Despite all the obstacle courses independent films have to jump, crawl, bend, and hurdle through, the independent corridor has its gems. It’s my belief that Hardcore Henry is one of those gems.
While its story is rudimentary, its simplicity allows audiences to focus on the action output of the film. That’s not an excuse, only a comment. Its story leaves much to be desired if the glamour of hand-to-hand combat, shootouts and chase scenes don’t catch your fancy. Director Ilya Naishuller relies on his action and almost avoids writing a story. Through a plot point, our main character, who we can’t see, is left mute. He doesn’t say a word the entire film, which isn’t to say he doesn’t have personality but his range is handicapped. If he was an established character, such as a video game character like Master Chief or Lara Croft, it’s not as much of a problem. We already have a pretty good idea of who’s at the head of our rendezvous.

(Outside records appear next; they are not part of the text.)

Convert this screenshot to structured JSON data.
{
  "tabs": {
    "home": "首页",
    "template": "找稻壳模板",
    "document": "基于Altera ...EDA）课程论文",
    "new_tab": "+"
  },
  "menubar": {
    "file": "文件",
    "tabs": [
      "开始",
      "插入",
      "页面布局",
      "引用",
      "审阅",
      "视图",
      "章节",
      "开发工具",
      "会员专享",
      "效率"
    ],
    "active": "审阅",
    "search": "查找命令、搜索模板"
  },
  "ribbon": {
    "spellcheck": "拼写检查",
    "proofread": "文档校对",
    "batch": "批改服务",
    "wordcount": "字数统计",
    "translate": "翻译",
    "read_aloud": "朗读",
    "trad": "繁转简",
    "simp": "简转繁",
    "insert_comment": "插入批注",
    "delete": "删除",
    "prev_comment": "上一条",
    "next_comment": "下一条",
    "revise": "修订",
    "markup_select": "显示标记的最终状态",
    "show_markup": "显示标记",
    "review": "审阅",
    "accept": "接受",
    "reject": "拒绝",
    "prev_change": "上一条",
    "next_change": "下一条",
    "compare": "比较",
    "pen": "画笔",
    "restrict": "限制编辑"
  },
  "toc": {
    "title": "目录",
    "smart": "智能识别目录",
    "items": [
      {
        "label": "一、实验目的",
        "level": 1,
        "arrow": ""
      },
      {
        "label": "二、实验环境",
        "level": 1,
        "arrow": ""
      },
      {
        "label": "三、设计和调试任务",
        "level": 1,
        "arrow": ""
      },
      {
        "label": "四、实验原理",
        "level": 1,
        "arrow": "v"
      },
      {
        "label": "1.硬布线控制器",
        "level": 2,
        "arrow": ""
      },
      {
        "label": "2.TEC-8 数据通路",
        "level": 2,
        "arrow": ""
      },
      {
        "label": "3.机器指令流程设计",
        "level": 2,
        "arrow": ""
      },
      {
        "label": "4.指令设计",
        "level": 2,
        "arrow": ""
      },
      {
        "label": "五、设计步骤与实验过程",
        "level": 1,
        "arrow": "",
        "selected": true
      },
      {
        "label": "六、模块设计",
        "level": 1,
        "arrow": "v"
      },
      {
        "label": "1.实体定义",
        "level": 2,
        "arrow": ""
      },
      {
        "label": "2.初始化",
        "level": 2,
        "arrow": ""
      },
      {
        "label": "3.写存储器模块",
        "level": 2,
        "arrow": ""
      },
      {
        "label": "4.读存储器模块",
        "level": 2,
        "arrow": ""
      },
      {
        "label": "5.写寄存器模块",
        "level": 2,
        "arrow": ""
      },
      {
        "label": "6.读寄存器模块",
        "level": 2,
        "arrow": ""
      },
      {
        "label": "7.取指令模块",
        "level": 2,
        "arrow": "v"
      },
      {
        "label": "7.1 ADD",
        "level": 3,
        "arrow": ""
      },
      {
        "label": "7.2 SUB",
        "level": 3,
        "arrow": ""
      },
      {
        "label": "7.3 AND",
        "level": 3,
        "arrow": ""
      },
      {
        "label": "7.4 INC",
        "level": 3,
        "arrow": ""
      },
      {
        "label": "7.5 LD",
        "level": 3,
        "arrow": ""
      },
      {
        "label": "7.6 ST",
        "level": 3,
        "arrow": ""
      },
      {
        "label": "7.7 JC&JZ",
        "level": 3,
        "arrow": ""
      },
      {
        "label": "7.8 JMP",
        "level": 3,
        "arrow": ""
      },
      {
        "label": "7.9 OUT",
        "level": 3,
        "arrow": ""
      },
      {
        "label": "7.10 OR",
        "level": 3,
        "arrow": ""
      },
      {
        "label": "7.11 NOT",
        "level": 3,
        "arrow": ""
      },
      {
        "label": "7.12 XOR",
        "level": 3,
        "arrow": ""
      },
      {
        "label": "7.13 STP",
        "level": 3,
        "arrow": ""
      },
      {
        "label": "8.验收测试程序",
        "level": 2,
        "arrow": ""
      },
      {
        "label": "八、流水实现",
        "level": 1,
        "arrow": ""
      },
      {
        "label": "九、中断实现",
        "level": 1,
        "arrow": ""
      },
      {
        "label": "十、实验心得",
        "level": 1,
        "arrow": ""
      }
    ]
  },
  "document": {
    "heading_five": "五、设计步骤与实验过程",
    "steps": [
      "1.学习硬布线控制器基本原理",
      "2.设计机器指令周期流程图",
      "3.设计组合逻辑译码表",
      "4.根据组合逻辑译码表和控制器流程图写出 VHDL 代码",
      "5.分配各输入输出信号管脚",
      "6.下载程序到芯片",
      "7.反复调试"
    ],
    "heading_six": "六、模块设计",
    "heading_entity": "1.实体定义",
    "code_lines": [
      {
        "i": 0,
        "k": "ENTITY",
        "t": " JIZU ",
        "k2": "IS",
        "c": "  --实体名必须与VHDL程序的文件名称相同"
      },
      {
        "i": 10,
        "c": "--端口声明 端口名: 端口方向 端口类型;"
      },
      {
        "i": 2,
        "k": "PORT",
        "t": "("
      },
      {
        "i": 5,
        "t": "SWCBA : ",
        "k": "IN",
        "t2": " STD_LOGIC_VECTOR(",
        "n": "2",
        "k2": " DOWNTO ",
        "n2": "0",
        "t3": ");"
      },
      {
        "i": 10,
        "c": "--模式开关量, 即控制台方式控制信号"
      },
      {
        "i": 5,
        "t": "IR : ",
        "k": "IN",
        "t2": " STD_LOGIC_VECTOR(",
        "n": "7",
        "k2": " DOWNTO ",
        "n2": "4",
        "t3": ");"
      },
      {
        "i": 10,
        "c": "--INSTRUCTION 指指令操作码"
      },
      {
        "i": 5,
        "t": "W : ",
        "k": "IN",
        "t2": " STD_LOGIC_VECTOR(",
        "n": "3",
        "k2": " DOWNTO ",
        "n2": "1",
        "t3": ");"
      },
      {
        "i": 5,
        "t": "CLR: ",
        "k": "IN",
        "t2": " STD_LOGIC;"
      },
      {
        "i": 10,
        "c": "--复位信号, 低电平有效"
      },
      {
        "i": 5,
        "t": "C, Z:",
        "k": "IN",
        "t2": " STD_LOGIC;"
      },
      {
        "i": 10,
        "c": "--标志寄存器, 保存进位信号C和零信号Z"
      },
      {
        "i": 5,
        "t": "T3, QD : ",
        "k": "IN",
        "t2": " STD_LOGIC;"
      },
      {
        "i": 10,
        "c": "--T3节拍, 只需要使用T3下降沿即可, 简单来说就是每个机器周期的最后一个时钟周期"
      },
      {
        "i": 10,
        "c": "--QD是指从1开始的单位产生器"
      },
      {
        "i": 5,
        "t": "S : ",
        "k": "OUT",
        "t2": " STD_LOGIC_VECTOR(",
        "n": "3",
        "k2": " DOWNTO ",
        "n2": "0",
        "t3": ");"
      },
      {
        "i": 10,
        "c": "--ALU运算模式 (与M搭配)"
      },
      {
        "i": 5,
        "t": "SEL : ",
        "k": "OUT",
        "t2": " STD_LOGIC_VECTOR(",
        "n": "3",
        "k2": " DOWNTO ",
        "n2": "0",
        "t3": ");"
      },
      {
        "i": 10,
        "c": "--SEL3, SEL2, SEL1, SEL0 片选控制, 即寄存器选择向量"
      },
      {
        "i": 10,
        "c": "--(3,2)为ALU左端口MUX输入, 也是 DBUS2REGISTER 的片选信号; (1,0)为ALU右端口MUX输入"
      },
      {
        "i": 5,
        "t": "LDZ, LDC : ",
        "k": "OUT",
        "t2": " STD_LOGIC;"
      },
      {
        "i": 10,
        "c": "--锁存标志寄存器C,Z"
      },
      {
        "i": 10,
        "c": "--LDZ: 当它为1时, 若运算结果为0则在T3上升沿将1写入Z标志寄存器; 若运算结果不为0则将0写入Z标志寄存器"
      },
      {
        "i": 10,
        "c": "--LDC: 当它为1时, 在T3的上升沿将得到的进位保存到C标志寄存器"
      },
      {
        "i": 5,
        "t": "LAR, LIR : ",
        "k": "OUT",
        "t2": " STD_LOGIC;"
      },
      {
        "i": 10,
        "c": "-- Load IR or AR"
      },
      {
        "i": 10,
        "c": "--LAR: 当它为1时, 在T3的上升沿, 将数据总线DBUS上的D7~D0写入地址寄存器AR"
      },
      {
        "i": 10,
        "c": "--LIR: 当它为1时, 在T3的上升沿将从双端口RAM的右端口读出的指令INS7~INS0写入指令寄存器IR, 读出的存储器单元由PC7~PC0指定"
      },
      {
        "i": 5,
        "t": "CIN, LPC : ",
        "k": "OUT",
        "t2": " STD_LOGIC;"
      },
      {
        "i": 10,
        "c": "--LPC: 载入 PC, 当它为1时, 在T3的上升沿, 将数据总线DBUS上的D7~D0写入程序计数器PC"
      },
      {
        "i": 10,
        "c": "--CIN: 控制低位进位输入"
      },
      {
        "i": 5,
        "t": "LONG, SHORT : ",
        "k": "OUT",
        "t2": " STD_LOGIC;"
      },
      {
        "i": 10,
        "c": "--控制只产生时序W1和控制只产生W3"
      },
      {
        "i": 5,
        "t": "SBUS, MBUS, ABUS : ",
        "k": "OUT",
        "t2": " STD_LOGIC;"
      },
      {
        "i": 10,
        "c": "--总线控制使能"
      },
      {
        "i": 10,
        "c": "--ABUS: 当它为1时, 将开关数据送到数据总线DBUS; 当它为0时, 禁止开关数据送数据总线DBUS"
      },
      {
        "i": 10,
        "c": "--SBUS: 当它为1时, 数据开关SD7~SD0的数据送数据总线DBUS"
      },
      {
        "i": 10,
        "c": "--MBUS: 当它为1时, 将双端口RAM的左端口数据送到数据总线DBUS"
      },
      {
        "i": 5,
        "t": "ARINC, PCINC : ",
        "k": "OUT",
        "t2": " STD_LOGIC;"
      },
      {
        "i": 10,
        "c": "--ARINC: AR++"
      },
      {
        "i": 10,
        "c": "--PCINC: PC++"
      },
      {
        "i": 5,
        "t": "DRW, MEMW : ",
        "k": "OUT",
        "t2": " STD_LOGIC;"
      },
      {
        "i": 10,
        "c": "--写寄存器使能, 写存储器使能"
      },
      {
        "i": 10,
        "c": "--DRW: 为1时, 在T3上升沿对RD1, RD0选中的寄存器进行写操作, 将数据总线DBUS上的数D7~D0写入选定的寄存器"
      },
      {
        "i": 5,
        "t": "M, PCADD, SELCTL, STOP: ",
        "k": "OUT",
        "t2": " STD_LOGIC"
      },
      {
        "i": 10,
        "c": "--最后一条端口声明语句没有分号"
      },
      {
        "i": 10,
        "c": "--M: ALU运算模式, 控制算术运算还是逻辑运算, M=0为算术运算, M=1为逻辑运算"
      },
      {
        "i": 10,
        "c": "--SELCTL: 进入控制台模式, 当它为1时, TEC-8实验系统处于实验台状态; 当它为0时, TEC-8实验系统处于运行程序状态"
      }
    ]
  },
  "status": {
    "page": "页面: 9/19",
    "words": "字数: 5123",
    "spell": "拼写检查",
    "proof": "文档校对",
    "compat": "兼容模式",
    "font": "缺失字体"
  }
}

Henry is an unknown and remains that way at the story’s end. He’s a pair of eyeballs for us, an avatar in a sci-fi tale. He is a person though, not a machine and one feels slighted when the film spends so little time with him. Our villain is a pompous drama king who overexaggerates everything with no character parameters. Sharlto Copley’s character is engaging and serves as a talking tutorial for those who choose to watch this, but also feels like a charade by film’s end.
Once again, if you’re new to my blog, I’ve always ranked movies on a scale of 0-100 (I don’t know why, I just always have). Here’s the grading scale.
80-89 It was a pretty good movie and definitely one worth seeing, but it doesn’t quite scratch my top ten percentile. (Olympus Has Fallen, The Cable Guy, The Cabin in the Woods, Tears of the Sun, Edge of Tomorrow)
60-69 It’s got plenty wrong with it but I still got enjoyment out of this one. (Batman v Superman: Dawn of Justice, Pride and Prejudice and Zombies, The Hunger Games: Mockingjay Part 2, Beasts of No Nation, Terminator: Genisys)
40-49 This movie is just mediocre. It’s not doing anything other than the bare minimal, so morbidly boring that sometimes I’m actually angry I watched this. (War, The Ridiculous 6, The Lost Boys, Zombeavers, Crank)
30-39 Definitely worse than mediocre, the 30′s ironically define the 1930′s, full of depression, lack of accomplishments, poverty and just so dumb. (Centurion, Planet of the Apes, Stonados, Redemption, Pride and Prejudice)
0-19 Watching this movie resulted in one or more of the following: seizure, loss of brain cells, falling asleep/unconsciousness, feel you wasted your time/day, accomplished nothing for you, left the movie knowing less about it then you did going into it, constantly asking yourself why you came to see this movie, or near-death experience. In short, staring at a wall was just as entertaining as watching this movie. This movie deserved a sticker or a label that said, “WARNING: EXTREME AMOUNT OF SUCKAGE.” (The Coed and the Zombie Stoner, The Forbidden Dimensions, Cyborg, Outcast, Sabotage)
My score for Hardcore Henry: 64.
At film’s end, you want to rally for Hardcore Henry and applaud the action standard it regularly sets and meets for itself as well as the repertoire of emotions it manages in its set pieces, but I can’t deny another part of me is a bit peeved at the story’s mediocre success.